In 1911, Lucy went to the US for several months, but when she got back to England she found that her mother Harriet had died (June 1911). Barbara, their last child, was born five years later (on Dorothy’s 14th birthday). Eric was sent to India for 4 years in some sort of disgrace at 21, and later emigrated to Canada. Dorothy went to Nigeria as a missionary in 1930 and married in 1933. Harold went to the US and married in Detroit in 1934, and Barbara left for the US at the age of 22 in 1938 (before her mother died).

In 1928, Lucy suffered a heart attack and remained an invalid for the rest of her life. Apparently, marital relations with Frank were strained, and they had separate bedrooms and never went out together. Marjorie was the last child in the home. She may have left school early to help look after the family , and later trained as a nurse and midwife in Nottingham. She returned to live with her parents at The Beeches, and worked as a health visitor in the Crewe area.

Lucy died in 1938 and was buried at Nantwich cemetery. Only then did Marjorie feel able to marry and leave home. Frank stayed on at The Beeches and employed housekeepers to assist him.
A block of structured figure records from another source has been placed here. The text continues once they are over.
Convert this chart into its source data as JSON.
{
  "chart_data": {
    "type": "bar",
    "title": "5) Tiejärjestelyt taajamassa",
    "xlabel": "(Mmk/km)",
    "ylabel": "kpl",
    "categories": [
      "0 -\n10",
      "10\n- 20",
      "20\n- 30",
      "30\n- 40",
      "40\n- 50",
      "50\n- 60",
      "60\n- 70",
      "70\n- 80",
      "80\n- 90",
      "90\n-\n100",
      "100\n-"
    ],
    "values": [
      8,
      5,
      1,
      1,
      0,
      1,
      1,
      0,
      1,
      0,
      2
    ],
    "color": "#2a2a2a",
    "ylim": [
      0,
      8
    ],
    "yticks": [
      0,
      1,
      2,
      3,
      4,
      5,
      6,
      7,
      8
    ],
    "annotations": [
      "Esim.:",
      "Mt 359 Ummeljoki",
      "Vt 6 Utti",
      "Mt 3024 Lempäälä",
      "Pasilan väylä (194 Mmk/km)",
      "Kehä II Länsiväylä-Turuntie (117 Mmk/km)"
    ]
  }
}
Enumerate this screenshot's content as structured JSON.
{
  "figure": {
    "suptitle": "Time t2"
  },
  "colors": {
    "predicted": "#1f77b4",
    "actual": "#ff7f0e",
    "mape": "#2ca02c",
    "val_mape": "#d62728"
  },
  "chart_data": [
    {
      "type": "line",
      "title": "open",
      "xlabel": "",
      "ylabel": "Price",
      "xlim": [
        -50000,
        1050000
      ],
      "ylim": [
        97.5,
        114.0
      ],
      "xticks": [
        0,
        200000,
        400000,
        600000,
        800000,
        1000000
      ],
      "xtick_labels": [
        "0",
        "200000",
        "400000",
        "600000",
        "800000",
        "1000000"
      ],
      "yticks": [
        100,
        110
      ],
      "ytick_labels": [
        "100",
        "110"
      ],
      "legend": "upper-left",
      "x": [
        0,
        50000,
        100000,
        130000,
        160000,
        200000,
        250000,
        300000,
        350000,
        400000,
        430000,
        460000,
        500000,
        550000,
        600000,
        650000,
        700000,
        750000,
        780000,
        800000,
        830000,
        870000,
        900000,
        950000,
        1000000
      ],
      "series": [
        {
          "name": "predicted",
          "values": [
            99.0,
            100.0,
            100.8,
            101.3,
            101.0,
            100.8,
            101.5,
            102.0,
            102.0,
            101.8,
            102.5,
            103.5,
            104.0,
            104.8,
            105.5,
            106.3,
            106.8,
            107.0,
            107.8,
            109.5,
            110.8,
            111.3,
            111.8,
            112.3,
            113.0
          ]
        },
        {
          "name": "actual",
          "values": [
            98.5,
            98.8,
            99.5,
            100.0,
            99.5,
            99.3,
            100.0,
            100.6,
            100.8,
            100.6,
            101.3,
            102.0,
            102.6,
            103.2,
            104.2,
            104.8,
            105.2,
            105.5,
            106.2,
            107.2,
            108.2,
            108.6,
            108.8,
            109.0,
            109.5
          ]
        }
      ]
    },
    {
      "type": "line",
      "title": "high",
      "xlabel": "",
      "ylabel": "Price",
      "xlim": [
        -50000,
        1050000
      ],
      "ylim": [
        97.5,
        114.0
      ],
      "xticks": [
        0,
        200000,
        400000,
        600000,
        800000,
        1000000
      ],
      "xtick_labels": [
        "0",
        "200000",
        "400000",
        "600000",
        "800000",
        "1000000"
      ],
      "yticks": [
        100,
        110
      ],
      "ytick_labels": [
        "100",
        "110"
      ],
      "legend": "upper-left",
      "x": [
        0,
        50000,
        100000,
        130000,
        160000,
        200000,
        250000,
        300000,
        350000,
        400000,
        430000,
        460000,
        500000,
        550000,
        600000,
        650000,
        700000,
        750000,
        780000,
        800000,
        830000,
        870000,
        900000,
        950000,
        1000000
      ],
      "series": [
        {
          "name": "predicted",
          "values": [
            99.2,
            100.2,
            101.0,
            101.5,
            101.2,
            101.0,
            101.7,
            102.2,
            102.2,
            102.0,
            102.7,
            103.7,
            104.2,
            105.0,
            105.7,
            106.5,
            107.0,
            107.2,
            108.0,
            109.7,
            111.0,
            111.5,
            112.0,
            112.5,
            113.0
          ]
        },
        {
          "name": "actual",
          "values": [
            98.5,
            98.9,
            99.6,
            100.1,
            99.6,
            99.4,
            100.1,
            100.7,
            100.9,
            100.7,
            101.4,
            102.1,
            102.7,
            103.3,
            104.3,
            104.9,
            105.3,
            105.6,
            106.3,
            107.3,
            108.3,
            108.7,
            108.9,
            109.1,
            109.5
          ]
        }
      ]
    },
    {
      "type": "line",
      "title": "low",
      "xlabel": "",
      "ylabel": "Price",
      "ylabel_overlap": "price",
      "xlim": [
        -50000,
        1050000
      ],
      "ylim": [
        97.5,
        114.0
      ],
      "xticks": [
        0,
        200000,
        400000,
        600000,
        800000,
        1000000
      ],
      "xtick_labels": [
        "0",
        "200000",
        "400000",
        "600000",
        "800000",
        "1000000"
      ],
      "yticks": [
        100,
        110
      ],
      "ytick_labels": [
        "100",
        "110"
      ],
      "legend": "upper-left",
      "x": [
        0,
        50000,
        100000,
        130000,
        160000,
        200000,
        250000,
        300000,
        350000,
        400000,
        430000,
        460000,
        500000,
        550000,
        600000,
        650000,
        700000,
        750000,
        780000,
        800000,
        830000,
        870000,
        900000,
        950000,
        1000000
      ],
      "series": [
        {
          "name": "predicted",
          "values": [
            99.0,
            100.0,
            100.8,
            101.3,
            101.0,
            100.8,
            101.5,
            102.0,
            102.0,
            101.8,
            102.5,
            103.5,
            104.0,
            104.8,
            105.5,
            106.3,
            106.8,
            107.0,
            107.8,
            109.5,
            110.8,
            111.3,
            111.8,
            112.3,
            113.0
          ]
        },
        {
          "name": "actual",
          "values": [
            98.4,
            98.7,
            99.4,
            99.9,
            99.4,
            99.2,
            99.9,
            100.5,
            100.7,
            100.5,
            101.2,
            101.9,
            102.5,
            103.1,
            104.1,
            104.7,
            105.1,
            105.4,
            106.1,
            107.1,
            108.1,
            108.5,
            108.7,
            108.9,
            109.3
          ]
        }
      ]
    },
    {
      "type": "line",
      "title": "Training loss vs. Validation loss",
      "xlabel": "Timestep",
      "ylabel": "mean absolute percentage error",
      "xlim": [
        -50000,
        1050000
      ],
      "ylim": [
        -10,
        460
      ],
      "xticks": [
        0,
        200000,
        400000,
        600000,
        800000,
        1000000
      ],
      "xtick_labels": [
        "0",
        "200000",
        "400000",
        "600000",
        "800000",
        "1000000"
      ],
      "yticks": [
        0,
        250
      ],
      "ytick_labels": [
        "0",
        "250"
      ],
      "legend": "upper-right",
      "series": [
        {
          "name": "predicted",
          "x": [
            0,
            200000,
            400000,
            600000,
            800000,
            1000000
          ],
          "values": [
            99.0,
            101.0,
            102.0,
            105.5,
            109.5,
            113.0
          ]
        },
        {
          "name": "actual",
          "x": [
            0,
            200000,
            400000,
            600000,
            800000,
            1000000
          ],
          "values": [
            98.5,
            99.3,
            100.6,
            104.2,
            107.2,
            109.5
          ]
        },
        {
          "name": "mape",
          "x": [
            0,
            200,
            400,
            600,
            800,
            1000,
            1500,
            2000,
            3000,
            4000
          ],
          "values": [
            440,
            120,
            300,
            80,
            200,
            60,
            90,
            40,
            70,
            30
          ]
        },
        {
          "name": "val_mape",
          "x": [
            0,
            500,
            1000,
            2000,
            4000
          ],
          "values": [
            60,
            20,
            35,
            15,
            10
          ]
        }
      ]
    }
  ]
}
Frank had worked all his life in the accounts department at the Railway Office in Crewe and probably retired during WW2. He owned residential property in Crewe from which he received a small rental income. In his final years there was a plan for him to move to live with Marjorie and her family in Birmingham but that never materialised. Frank died in January 1958 and is buried alongside his wife at Nantwich Cemetery. He left various household items to his children , many of which are still in the family.